Teller slain outside bank Woman killed, man wounded in incidents today.

July 11, 1991|By William B. Talbott and Joe Nawrozki | William B. Talbott and Joe Nawrozki,Evening Sun Staff Robert Hilson Jr., Edward L. Heard and Meredith Schlow contributed to this article.

The chief teller of a bank branch in West Baltimore was shot dead today while sitting in her van on the parking lot of the bank in the 500 block of N. Franklintown Road.

The teller, identified by police as Phyllis Hornfeck, 60, an employee of Maryland National Bank, was sitting in her Plymouth minivan about 8 a.m. when a Mazda drove up and an occupant got out and fired two shots from a large-caliber handgun through the woman's right front window.

Police said the victim was wounded in the right side of her head and the right side of her torso. When found, Hornfeck's left leg was out of the van's open door.

Her purse and keys, including one to the bank, were found in the victim's vehicle.

The shooting at the bank was the second of the morning in the city. Police were investigating an unrelated incident that occurred about 6:30 a.m. in which a man was chased for several blocks by five gunmen who fired a volley of at least 17 shots at him before critically wounding him in the face and neck.

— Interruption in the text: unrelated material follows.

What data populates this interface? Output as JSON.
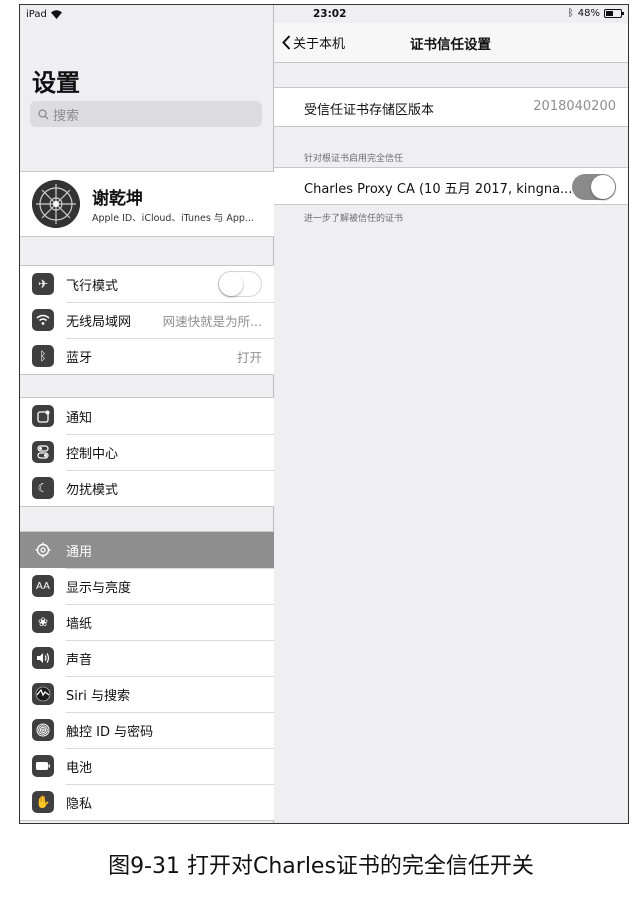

In the killing of the teller, Police were investigating the possibility either a bystander or accomplice also was hit by the gunfire. A man wearing a multi-colored beanie with a propeller was seen bending over and clutching his abdomen seconds after the shooting. He fled the scene, police said.

The Mazda, which police believe was stolen, was seen leaving the parking lot of the bank followed by a blue van. The Mazda was recovered several blocks away on Lauretta Avenue near Evergreen Street

The victim's vehicle and the Mazda were towed to police headquarters where they were checked for fingerprints.

The FBI was also brought into the investigation since investigators believe the killing might have been related to a bank robbery attempt, a federal crime.

Bank officials told police it was Hornfeck's habit to arrive every day at the bank branch about 8 a.m. and wait in her van on the bank parking lot for another employee. Hornfeck and the other unidentified worker would then unlock the doors. The bank opens for business at 9 a.m.

Officials from the bank would not comment on the shooting.

Hornfeck's death shocked her neighbors, in the 400 block of Bathurst Road, who read or heard about the killing.

One neighbor, who asked not to be identified, recalled she had at least one son "and lots of grandchildren. She was real friendly, always talked to people."

Another neighbor described the Hornfecks as "a lovely, tight-knit family. They constantly seemed to have their grandchildren there at their house."

Another resident of Bathurst Road, a retiree, said she only talked occasionally with Hornfeck. "But oh what a shock, what a terrible shock."

Today's other shooting victim, Eugene Williams, 29, was in critical condition at the University of Maryland Medical Center in Baltimore.

According to Teresa Schaefer, owner of the Right Place Bar in the 1800 block of W. Pratt St., Williams staggered into her bar about 6:30 a.m.

Schaefer said Williams was bleeding profusely from the mouth and had also been shot in the nose.

She said the wounded man wandered back and forth in her bar in a daze while she called the 911 emergency number for an ambulance.

Suddenly, she said, Williams, sitting at the front door, looked outside and muttered "Aw, here they come after me come again."

Schaefer said she saw five men coming down the street toward Williams but they broke and ran when police cars arrived.

"This is nothing but a drug neighborhood, point blank," Schaefer said. "They don't care up here."

A woman believed to be the girlfriend or sister was also shot at by one of the gunmen. She was not injured.